Many business owners rush at the scent of a new client. They get so caught up in the possibility of more work, higher revenues, or an exciting job that they forget to evaluate whether the client is a good fit for their service or product. Shiny object syndrome isn’t just a malady of marketers; it is a real concern for sustainable business growth and staff happiness.
For now, forget the chase. Ask yourself these five questions before running down a rabbit hole or sending over that contract.
1. What are they looking for?
What do they stand to get out of the deal? It’s a two-way street, after all. Specifically watch for clients who are focused solely on how much your product or service costs. While this should obviously be taken into consideration, the value of your services should weigh even higher in clients’ minds. If they’ll cross the street for a penny, they’ll cross right back, too. These customers tend to be demanding and irreverent, and they’ll often not even go through with the deal. It drains the energy out of you and your team to pitch business not worth winning.
2. Is my service the best thing for both of us?
Always do extensive research on the prospective client. Learn about his background. This will help you in two ways: You’ll have a better idea of whether or not this client is a good fit, and you can often find a way to tell a story or bring up a conversation that will connect you and the client to a common experience. Get to know your client to see if the partnership is a good fit. After you’ve done your research, you should be able to write down three to five reasons why this partnership works for both of you. If you can’t do that, maybe this isn’t the right fit for either one of you.
3. Will this client be so happy that he will tell others about your service?
This is a crucial aspect of growing your business — the wrong client can destroy your reputation, while a happy client can give you the boost you need. A satisfied customer equals free, genuine advertising through word of mouth, social networking, etc. An angry customer has access to the same sources of communication, but he will take to these platforms with more fury and a seemingly louder voice. Do your best to make sure that each client walks away qualm-free, and, as stated above, one way to do this is by making sure you and the client are a good match to begin with.
4. Is what I have as good as, or better than, what they could get elsewhere?
It’s going to be a rough road ahead if your new client finds a better deal right after signing off to do work with you.

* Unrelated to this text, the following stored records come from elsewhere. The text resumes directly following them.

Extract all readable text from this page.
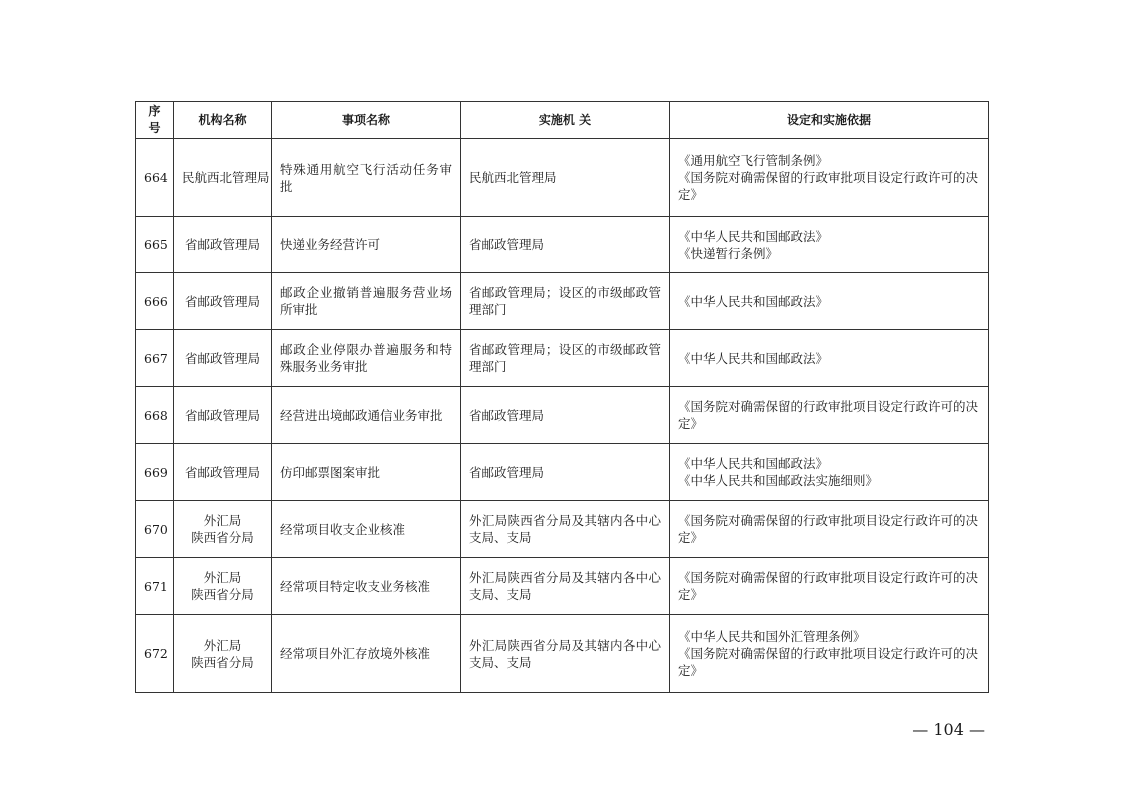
序号	机构名称	事项名称	实施机 关	设定和实施依据
664	民航西北管理局	特殊通用航空飞行活动任务审批	民航西北管理局	《通用航空飞行管制条例》
《国务院对确需保留的行政审批项目设定行政许可的决定》

665	省邮政管理局	快递业务经营许可	省邮政管理局	《中华人民共和国邮政法》
《快递暂行条例》

666	省邮政管理局	邮政企业撤销普遍服务营业场所审批	省邮政管理局；设区的市级邮政管理部门	《中华人民共和国邮政法》

667	省邮政管理局	邮政企业停限办普遍服务和特殊服务业务审批	省邮政管理局；设区的市级邮政管理部门	《中华人民共和国邮政法》

668	省邮政管理局	经营进出境邮政通信业务审批	省邮政管理局	《国务院对确需保留的行政审批项目设定行政许可的决定》

669	省邮政管理局	仿印邮票图案审批	省邮政管理局	《中华人民共和国邮政法》
《中华人民共和国邮政法实施细则》

670	外汇局
陕西省分局	经常项目收支企业核准	外汇局陕西省分局及其辖内各中心支局、支局	《国务院对确需保留的行政审批项目设定行政许可的决定》

671	外汇局
陕西省分局	经常项目特定收支业务核准	外汇局陕西省分局及其辖内各中心支局、支局	《国务院对确需保留的行政审批项目设定行政许可的决定》

672	外汇局
陕西省分局	经常项目外汇存放境外核准	外汇局陕西省分局及其辖内各中心支局、支局	《中华人民共和国外汇管理条例》
《国务院对确需保留的行政审批项目设定行政许可的决定》
— 104 —
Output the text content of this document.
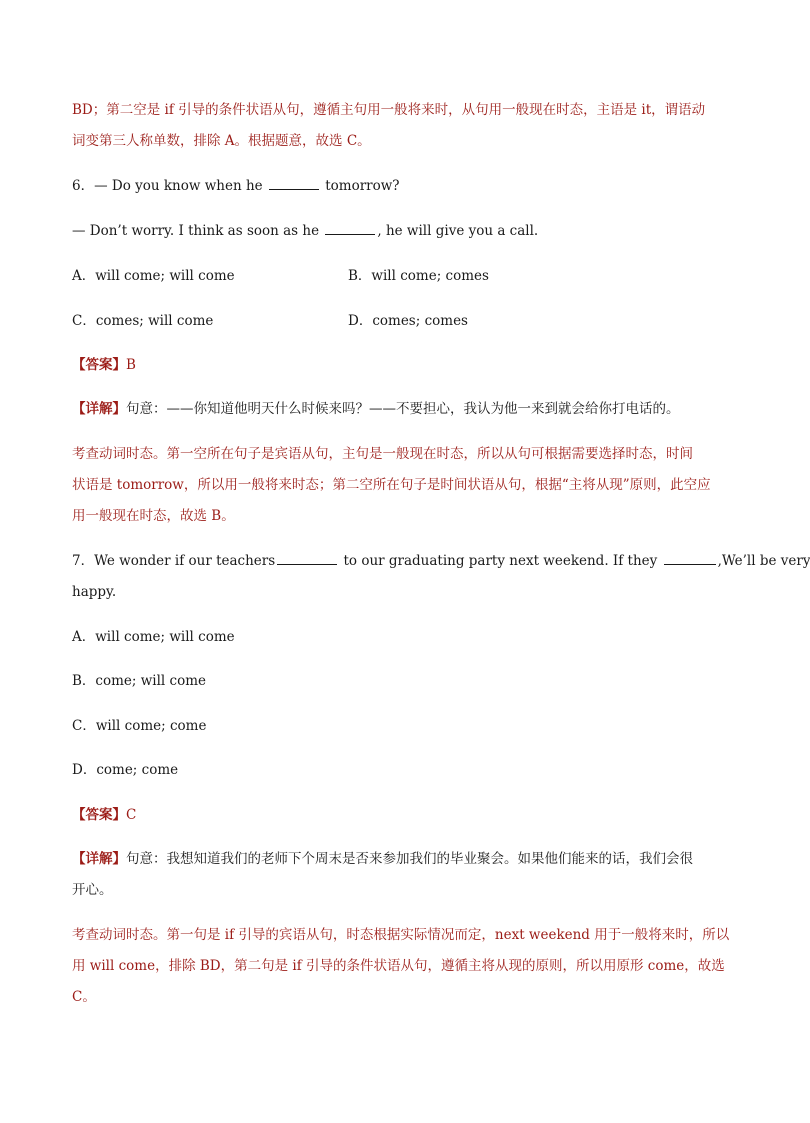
BD；第二空是 if 引导的条件状语从句，遵循主句用一般将来时，从句用一般现在时态，主语是 it，谓语动
词变第三人称单数，排除 A。根据题意，故选 C。
6．— Do you know when he	tomorrow?
— Don’t worry. I think as soon as he	, he will give you a call.
A．will come; will come	B．will come; comes
C．comes; will come	D．comes; comes
【答案】B
【详解】句意：——你知道他明天什么时候来吗？——不要担心，我认为他一来到就会给你打电话的。
考查动词时态。第一空所在句子是宾语从句，主句是一般现在时态，所以从句可根据需要选择时态，时间
状语是 tomorrow，所以用一般将来时态；第二空所在句子是时间状语从句，根据“主将从现”原则，此空应
用一般现在时态，故选 B。
7．We wonder if our teachers	to our graduating party next weekend. If they	,We’ll be very
happy.
A．will come; will come
B．come; will come
C．will come; come
D．come; come
【答案】C
【详解】句意：我想知道我们的老师下个周末是否来参加我们的毕业聚会。如果他们能来的话，我们会很
开心。
考查动词时态。第一句是 if 引导的宾语从句，时态根据实际情况而定，next weekend 用于一般将来时，所以
用 will come，排除 BD，第二句是 if 引导的条件状语从句，遵循主将从现的原则，所以用原形 come，故选
C。
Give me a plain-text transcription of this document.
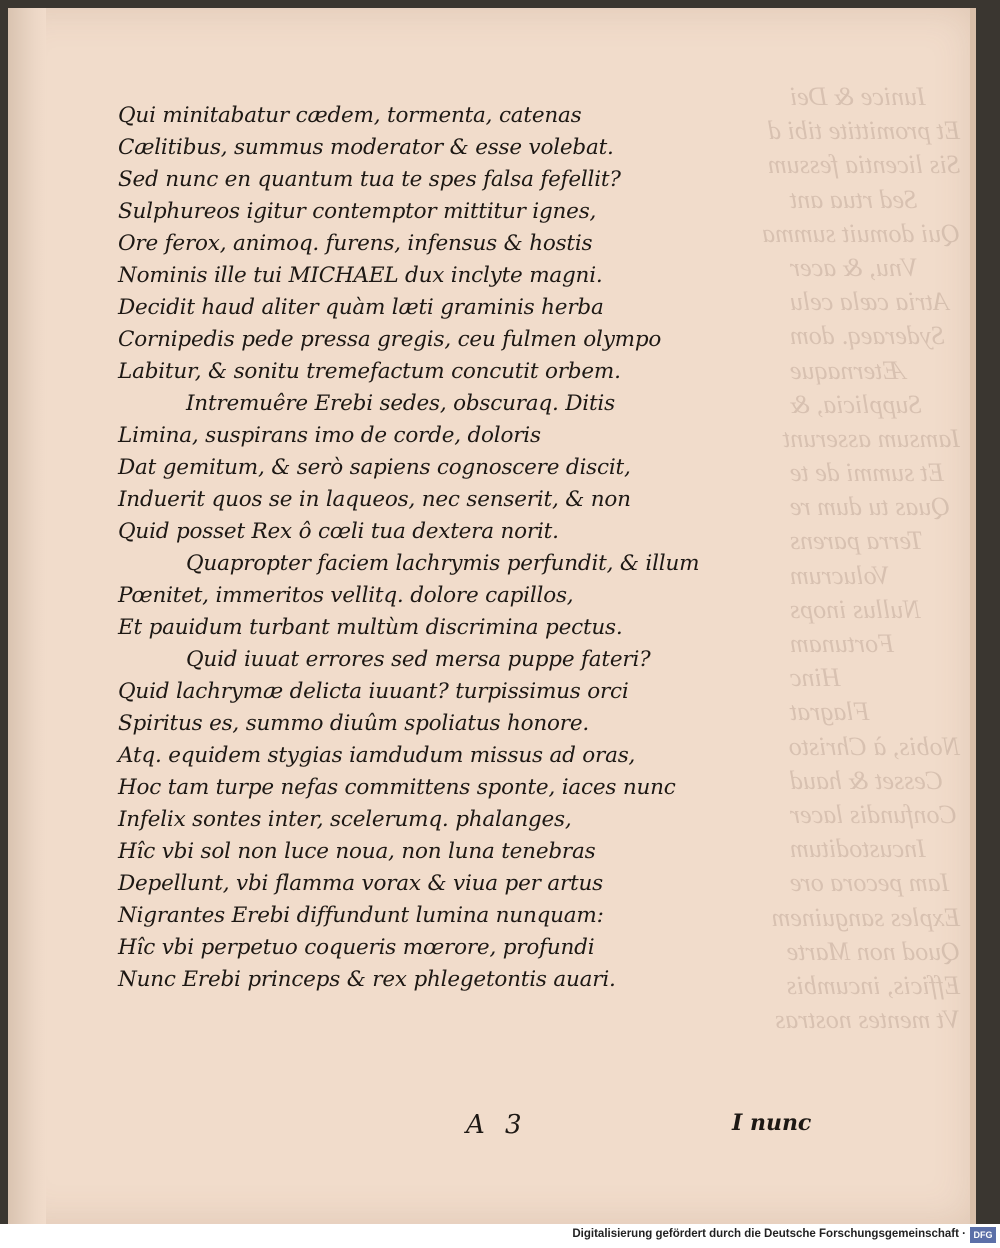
Iunice & Dei
Et promittite tibi d
Sis licentia fessum
Sed rtua ant
Qui domuit summa
Vnu, & acer
Atria cæla celu
Syderaeq. dom
Æternaque
Supplicia, &
Iamsum asserunt
Et summi de te
Quas tu dum re
Terra parens
Volucrum
Nullus inops
Fortunam
Hinc
Flagrat
Nobis, à Christo
Cesset & haud
Confundis lacer
Incustoditum
Iam pecora ore
Exples sanguinem
Quod non Marte
Efficis, incumbis
Vt mentes nostras
Qui minitabatur cædem, tormenta, catenas
Cælitibus, summus moderator & esse volebat.
Sed nunc en quantum tua te spes falsa fefellit?
Sulphureos igitur contemptor mittitur ignes,
Ore ferox, animoq. furens, infensus & hostis
Nominis ille tui MICHAEL dux inclyte magni.
Decidit haud aliter quàm læti graminis herba
Cornipedis pede pressa gregis, ceu fulmen olympo
Labitur, & sonitu tremefactum concutit orbem.
Intremuêre Erebi sedes, obscuraq. Ditis
Limina, suspirans imo de corde, doloris
Dat gemitum, & serò sapiens cognoscere discit,
Induerit quos se in laqueos, nec senserit, & non
Quid posset Rex ô cœli tua dextera norit.
Quapropter faciem lachrymis perfundit, & illum
Pœnitet, immeritos vellitq. dolore capillos,
Et pauidum turbant multùm discrimina pectus.
Quid iuuat errores sed mersa puppe fateri?
Quid lachrymæ delicta iuuant? turpissimus orci
Spiritus es, summo diuûm spoliatus honore.
Atq. equidem stygias iamdudum missus ad oras,
Hoc tam turpe nefas committens sponte, iaces nunc
Infelix sontes inter, scelerumq. phalanges,
Hîc vbi sol non luce noua, non luna tenebras
Depellunt, vbi flamma vorax & viua per artus
Nigrantes Erebi diffundunt lumina nunquam:
Hîc vbi perpetuo coqueris mœrore, profundi
Nunc Erebi princeps & rex phlegetontis auari.
A 3	I nunc
Digitalisierung gefördert durch die Deutsche Forschungsgemeinschaft · DFG
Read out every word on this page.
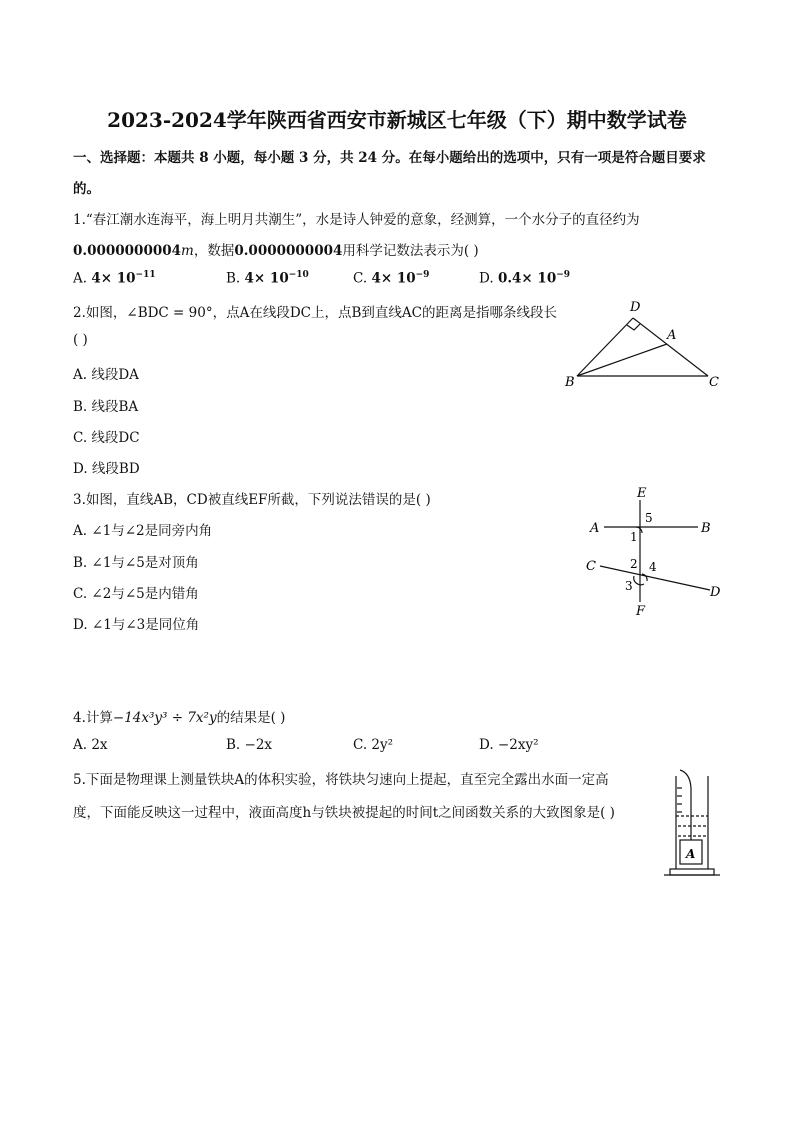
2023-2024学年陕西省西安市新城区七年级（下）期中数学试卷
一、选择题：本题共 8 小题，每小题 3 分，共 24 分。在每小题给出的选项中，只有一项是符合题目要求
的。
1.“春江潮水连海平，海上明月共潮生”，水是诗人钟爱的意象，经测算，一个水分子的直径约为
0.0000000004m，数据0.0000000004用科学记数法表示为( )
A. $4\times 10^{-11}$	B. $4\times 10^{-10}$	C. $4\times 10^{-9}$	D. $0.4\times 10^{-9}$
2.如图，∠BDC = 90°，点A在线段DC上，点B到直线AC的距离是指哪条线段长
( )
A. 线段DA
B. 线段BA
C. 线段DC
D. 线段BD
D
A
B	C
3.如图，直线AB，CD被直线EF所截，下列说法错误的是( )
A. ∠1与∠2是同旁内角
B. ∠1与∠5是对顶角
C. ∠2与∠5是内错角
D. ∠1与∠3是同位角
E
A	B
C
D
F
1
2
3
4
5
4.计算−14x³y³ ÷ 7x²y的结果是( )
A. 2x	B. −2x	C. 2y²	D. −2xy²
5.下面是物理课上测量铁块A的体积实验，将铁块匀速向上提起，直至完全露出水面一定高
度，下面能反映这一过程中，液面高度h与铁块被提起的时间t之间函数关系的大致图象是( )
A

Make sure that your business is the best option out there. Before agreeing to take on a client, you need to have multiple reasons, besides price, for why you are the best choice in the industry. A helpful tip is to view the deal from their perspective — what would you want?
5. Is this client worth taking on?
This is the most important question to answer. Make sure the client will be beneficial for you, your business, and, yes, your revenue. If making this customer satisfied and happy means a net loss for the month, is he really worth it? Sometimes a customer can be unreasonable; it happens. Be certain that any new clients will benefit your company as a whole before you make a potentially costly mistake.
Once you’ve answered these questions, there is only one more word of warning. Be careful about the quantity of people you associate with your business. It’s sometimes better to have a few close connections than many faltering or mediocre ones. Ask yourself, “Do I really need this new client?” Sometimes, the answer may be no. That’s okay. Focus on truly valuable relationships, and your company’s growth won’t falter with each shiny, new business opportunity.